Raison (parce que je sais qu’à ce point-là de cet article vous vous posez la question), tout simplement parce que ce qui est intéressant dans la fanfiction, ce n’est PAS de développer ce qu’a déjà développé l’auteur d’origine (ça : ON S’EN FOUT ! C’est déjà là, pourquoi le ferait-on une deuxième fois ?) mais de développer tout ce qui a été caché, tu, et laissé de côté… tout ce qui a titillé l’imaginaire, tout ce qui n’a pas été montré. Et, en 1) la romance, en 2) la sexualité, et en 3) l’homosexualité, c’est typiquement ce qui est sous-entendu, laissé à l’interprétation du lecteur/spectateur et donc ce qui donne envie d’être développé, surtout pour le point 3 qui, jusque-là, était beaucoup caché (actuellement, c’est moins le cas).

Autres sujets fréquents : des dérivations de l’histoire de base. Exemples : transposition dans une autre époque, comme on le voit dans la série Sherlock qui montre une version contemporaine de Sherlock Holmes ou dans le dessin animé Ulysse 31 qui transpose l’Odyssée d’Ulysse dans le futur,. Autre exemple : l’apparition de zombies dans une œuvre n’en comportant pas à l’origine du roman Orgueil, Préjugés et zombies. Et ces dérivations peuvent aller jusqu’à l’écriture de fanfictions qui n’ont plus grand-chose à voir avec l’œuvre d’origine…

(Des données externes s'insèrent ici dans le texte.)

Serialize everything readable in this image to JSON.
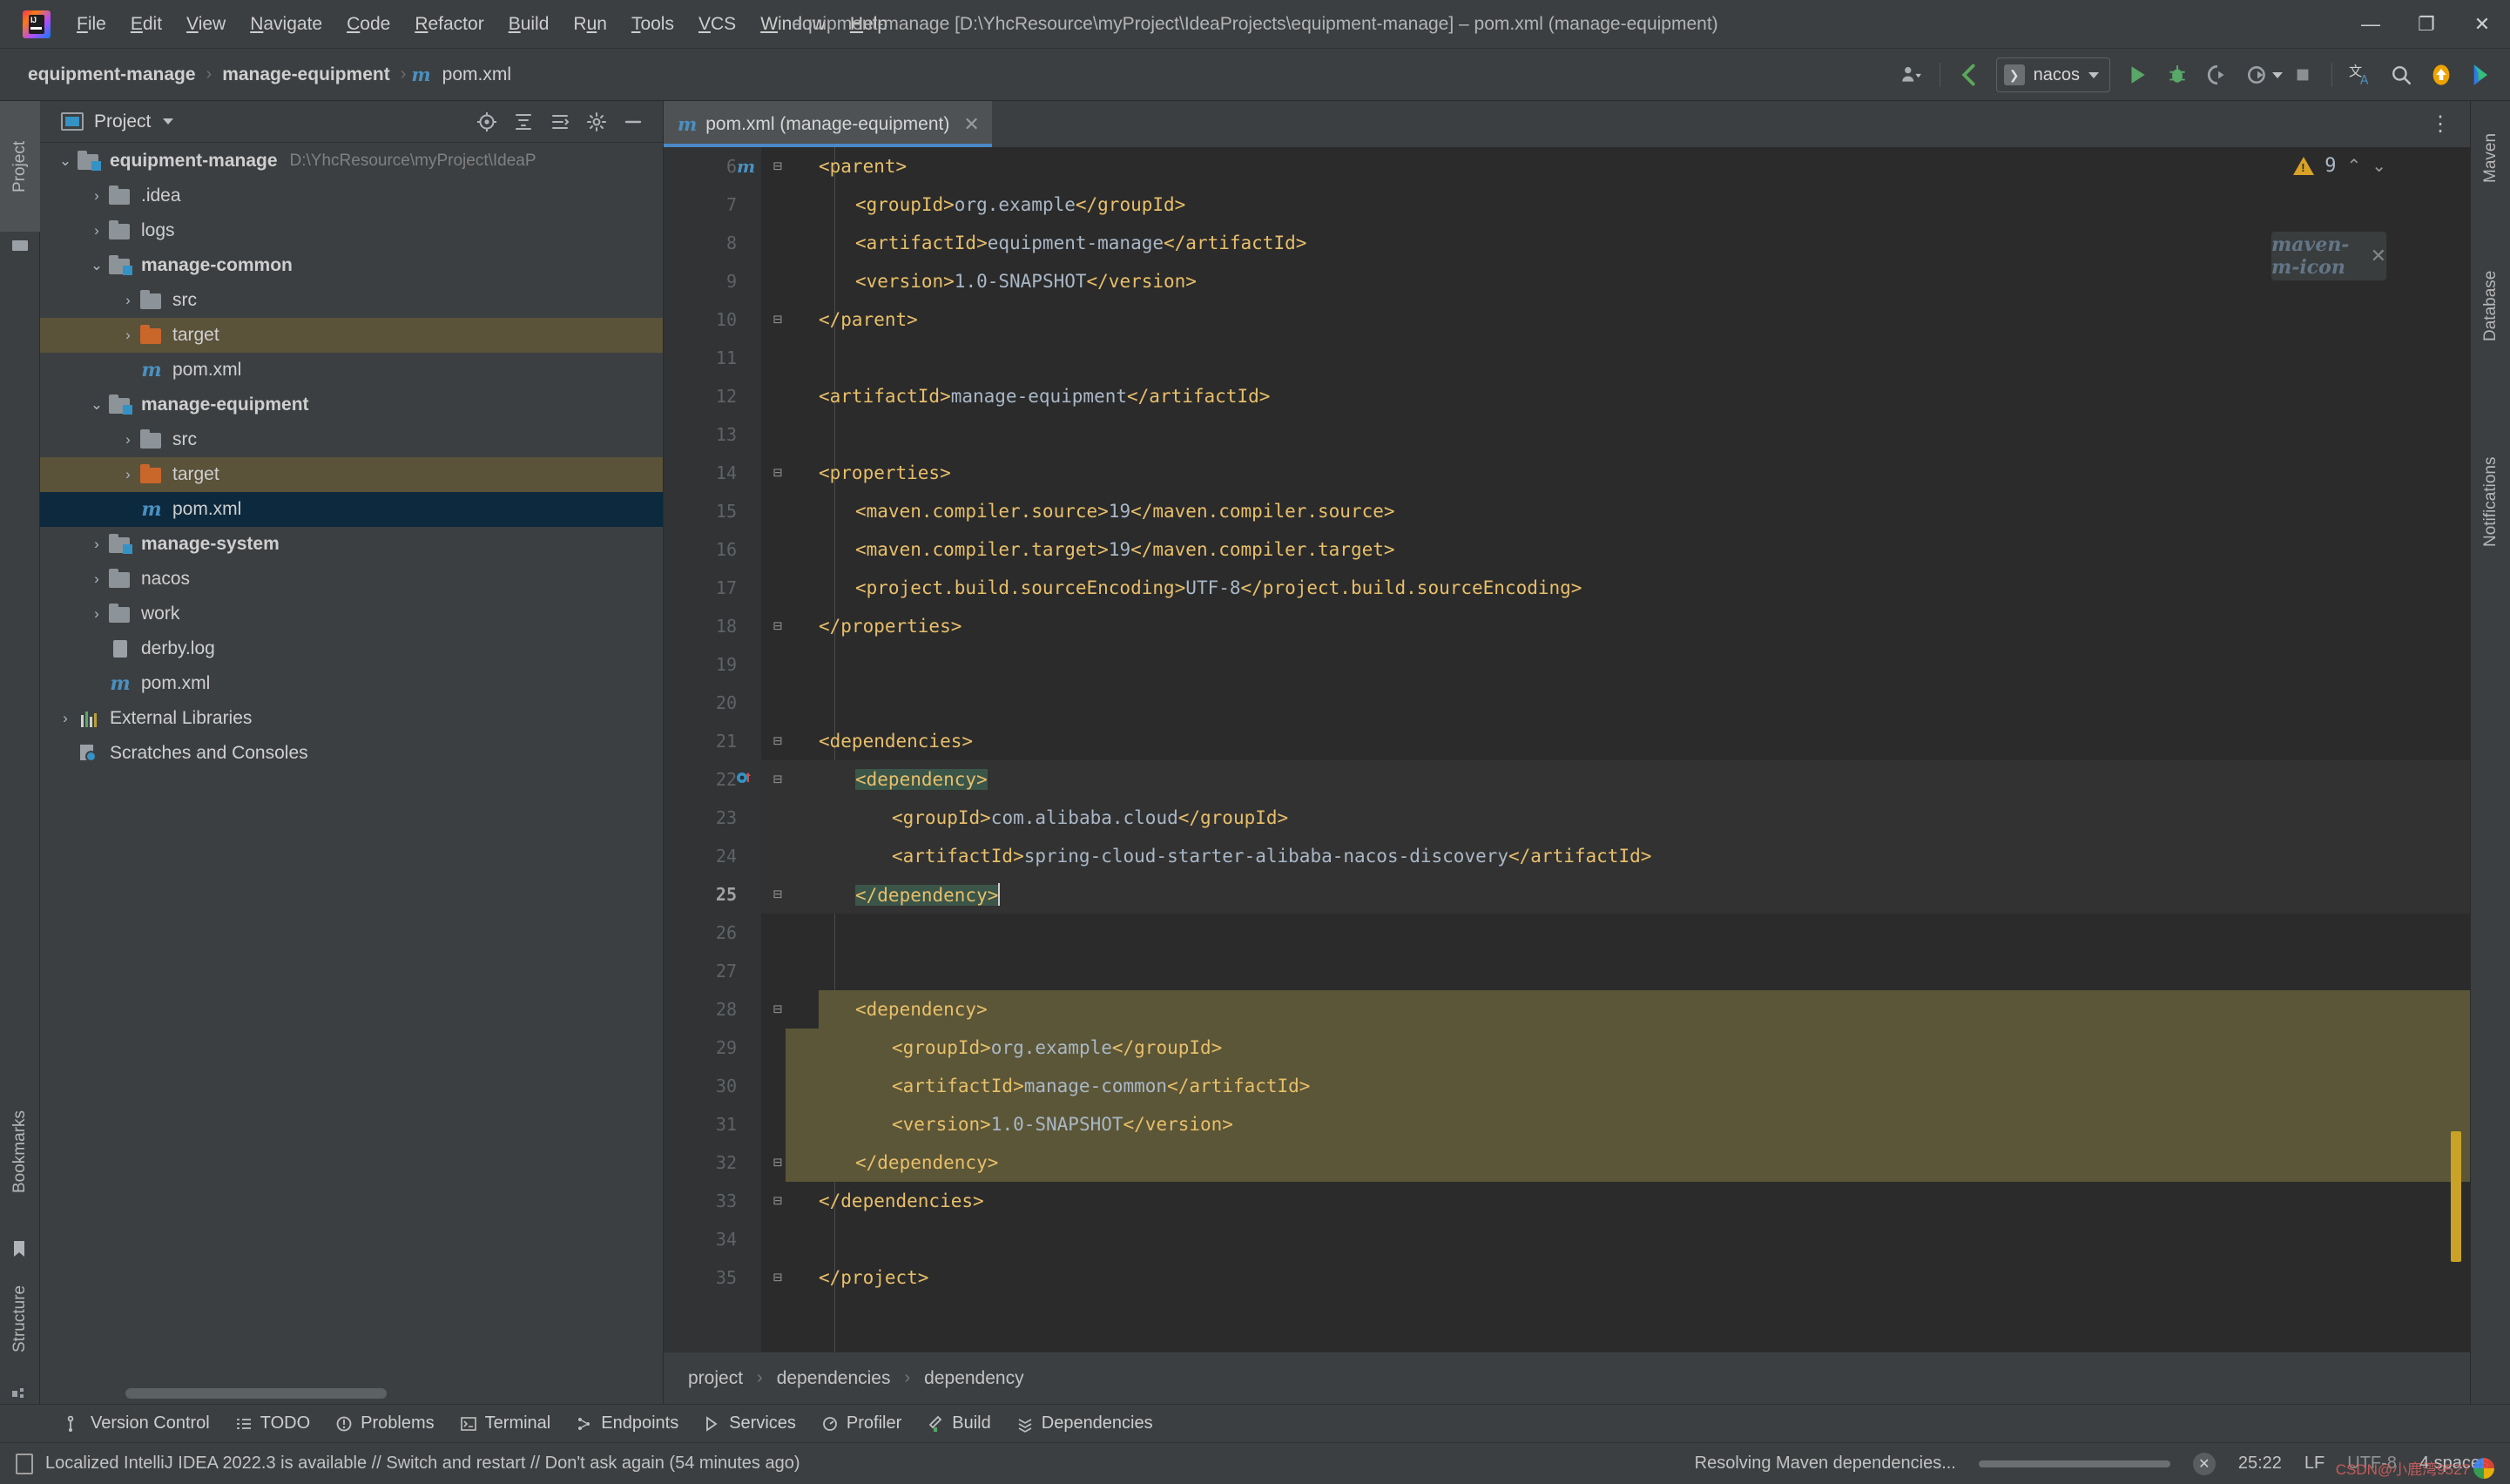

En fait, au bout d’un moment, on considère que le fandom (c’est-à-dire l’ensemble des œuvres produites à partir d’une œuvre de base) s’auto-influence. C’est-à-dire que les lecteurs de fanfiction peuvent finir par ne plus lire du tout/ne plus regarder du tout l’œuvre d’origine, si elle est en cours, surtout si les saisons s’enlisent, la saga devient moins bonne, etc. Mais ils vont par contre continuer à faire vivre l’univers qui les a captivés, à l’origine, en continuant à lire les fanfictions écrites dessus et/ou à en écrire. La référence n’est donc plus alors l’œuvre en elle-même mais tout ce qui s’est créé autour : le fandom développe sa vie-propre. Et là apparaît toute une variété d’histoires déviantes.
Exemples : un jour, un auteur a envie de faire du personnage d’Edward un Dominateur sexuel (avec un grand « D », comme dans « BDSM ») et, paf, d’autres auteurs vont avoir envie d’écrire des fanfictions BDSM sur Twilight ; un autre a envie d’imaginer comment seraient les personnages du manga Naruto s’ils étaient au lycée et, paf, les schoolfics (ça porte un nom, oui), vont pousser comme des petits pains. Au même titre, on voit parfois des séries de vampire-fics (et si Draco Malfoy était en fait un vampire ?), de Dark!nom du personnage (exemple : Dark!Harry si la version « dark » d’un Harry Potter s’est mise à faire des émules), etc.

Le fait d’avoir un vocabulaire propre favorise aussi les liens très forts dans le milieu de la fanfiction et peut en arriver au point que l’œuvre originale soit totalement éclipsée par ses imitations.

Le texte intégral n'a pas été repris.